The census of the time tells us that David Hughes was born in Denbigh in 1897. His parents were Elias and Catherine Hughes, he originally from St Asaph, she from Denbigh.
In 1901 they were living in the hamlet of Axton near Llanasa. Elias was a lead miner and their family consisted of Martha (6), David (4) and William (1). The family spoke Welsh and English.
By 1911 they had moved to Bryn Rodyn, Newmarket (Trelawnyd). The children were listed as David, William, 9 year old Elias and their sister Margaret Catherine aged 6. It looks as though Martha must have died as the census states there were 6 children born to Elias and Catherine but only 5 were living.
David joined up when he was 18 enlisting in Prestatyn into the 1st Battalion, Royal Welsh Fusiliers. He embarked on 21st August 1916 and joined his Bn on the 4th Septmeber 1916. He served for 14 months and was wounded on the 15th May 1917 – he had gunshot wounds to his right leg and buttock. He succumbed to his wounds in Boulogne, France on the 20th of May 1917. (RWF Archives)

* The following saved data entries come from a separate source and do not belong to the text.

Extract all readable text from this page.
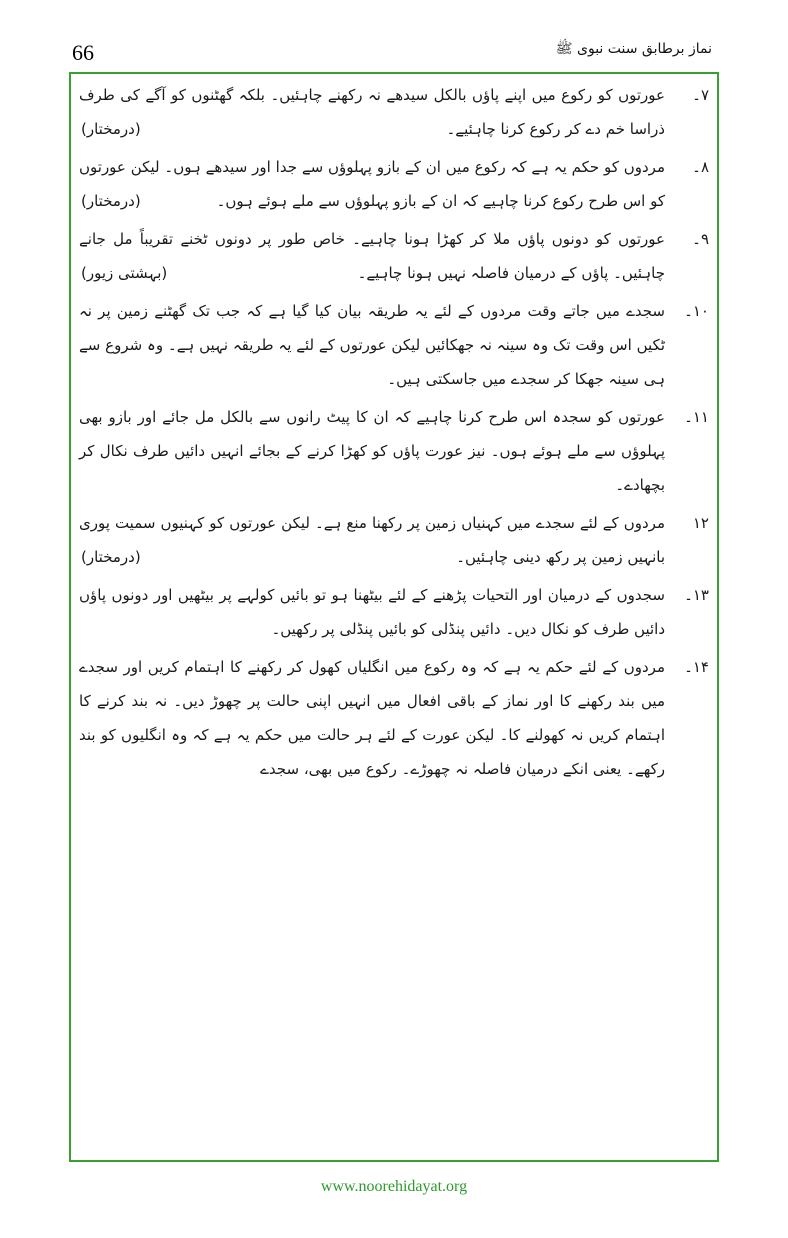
66	نماز برطابق سنت نبوی ﷺ
۷۔
عورتوں کو رکوع میں اپنے پاؤں بالکل سیدھے نہ رکھنے چاہئیں۔ بلکہ گھٹنوں کو آگے کی طرف ذراسا خم دے کر رکوع کرنا چاہئیے۔
(درمختار)
۸۔
مردوں کو حکم یہ ہے کہ رکوع میں ان کے بازو پہلوؤں سے جدا اور سیدھے ہوں۔ لیکن عورتوں کو اس طرح رکوع کرنا چاہیے کہ ان کے بازو پہلوؤں سے ملے ہوئے ہوں۔
(درمختار)
۹۔
عورتوں کو دونوں پاؤں ملا کر کھڑا ہونا چاہیے۔ خاص طور پر دونوں ٹخنے تقریباً مل جانے چاہئیں۔ پاؤں کے درمیان فاصلہ نہیں ہونا چاہیے۔
(بہشتی زیور)
۱۰۔
سجدے میں جاتے وقت مردوں کے لئے یہ طریقہ بیان کیا گیا ہے کہ جب تک گھٹنے زمین پر نہ ٹکیں اس وقت تک وہ سینہ نہ جھکائیں لیکن عورتوں کے لئے یہ طریقہ نہیں ہے۔ وہ شروع سے ہی سینہ جھکا کر سجدے میں جاسکتی ہیں۔
۱۱۔
عورتوں کو سجدہ اس طرح کرنا چاہیے کہ ان کا پیٹ رانوں سے بالکل مل جائے اور بازو بھی پہلوؤں سے ملے ہوئے ہوں۔ نیز عورت پاؤں کو کھڑا کرنے کے بجائے انہیں دائیں طرف نکال کر بچھادے۔
۱۲
مردوں کے لئے سجدے میں کہنیاں زمین پر رکھنا منع ہے۔ لیکن عورتوں کو کہنیوں سمیت پوری بانہیں زمین پر رکھ دینی چاہئیں۔
(درمختار)
۱۳۔
سجدوں کے درمیان اور التحیات پڑھنے کے لئے بیٹھنا ہو تو بائیں کولہے پر بیٹھیں اور دونوں پاؤں دائیں طرف کو نکال دیں۔ دائیں پنڈلی کو بائیں پنڈلی پر رکھیں۔
۱۴۔
مردوں کے لئے حکم یہ ہے کہ وہ رکوع میں انگلیاں کھول کر رکھنے کا اہتمام کریں اور سجدے میں بند رکھنے کا اور نماز کے باقی افعال میں انہیں اپنی حالت پر چھوڑ دیں۔ نہ بند کرنے کا اہتمام کریں نہ کھولنے کا۔ لیکن عورت کے لئے ہر حالت میں حکم یہ ہے کہ وہ انگلیوں کو بند رکھے۔ یعنی انکے درمیان فاصلہ نہ چھوڑے۔ رکوع میں بھی، سجدے
www.noorehidayat.org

Boulogne, was one of the three base ports most extensively used by the Commonwealth armies on the Western Front throughout the First World War. It was closed and cleared on the 27 August 1914 when the Allies were forced to fall back ahead of the German advance, but was opened again in October and from that month to the end of the war. Boulogne and Wimereux formed one of the chief hospital areas. Until June 1918, the dead from the hospitals at Boulogne itself were buried in the Cimetiere de L’Est, one of the town cemeteries, the Commonwealth graves forming a long, narrow strip along the right hand edge of the cemetery. This is where David Hughes lies.
Boulogne Eastern Cemetery contains 5,577 Commonwealth burials of the First World War and 224 from the Second World War. (Commonwealth War Graves web site)
Elias requested the following inscription for his son’s gravestone:
“SLEEP UNTIL WE MEET EACHOTHER
SLEEP, AND BLEST BE THOU FATHER”
I have not been able to find any of David’s service records. However the Register of Soldier’s Effects shows that in September 1917 his father received David’s outstanding wages of £3/6/6 (three pounds, six shillings and six pence) followed in 1919 by a War Gratuity of £4/-/-.
Elias is named as the “sole legatee”. Therefore he must have already lost his wife by 1917. Perhaps she was at least spared from the grief of losing a second child.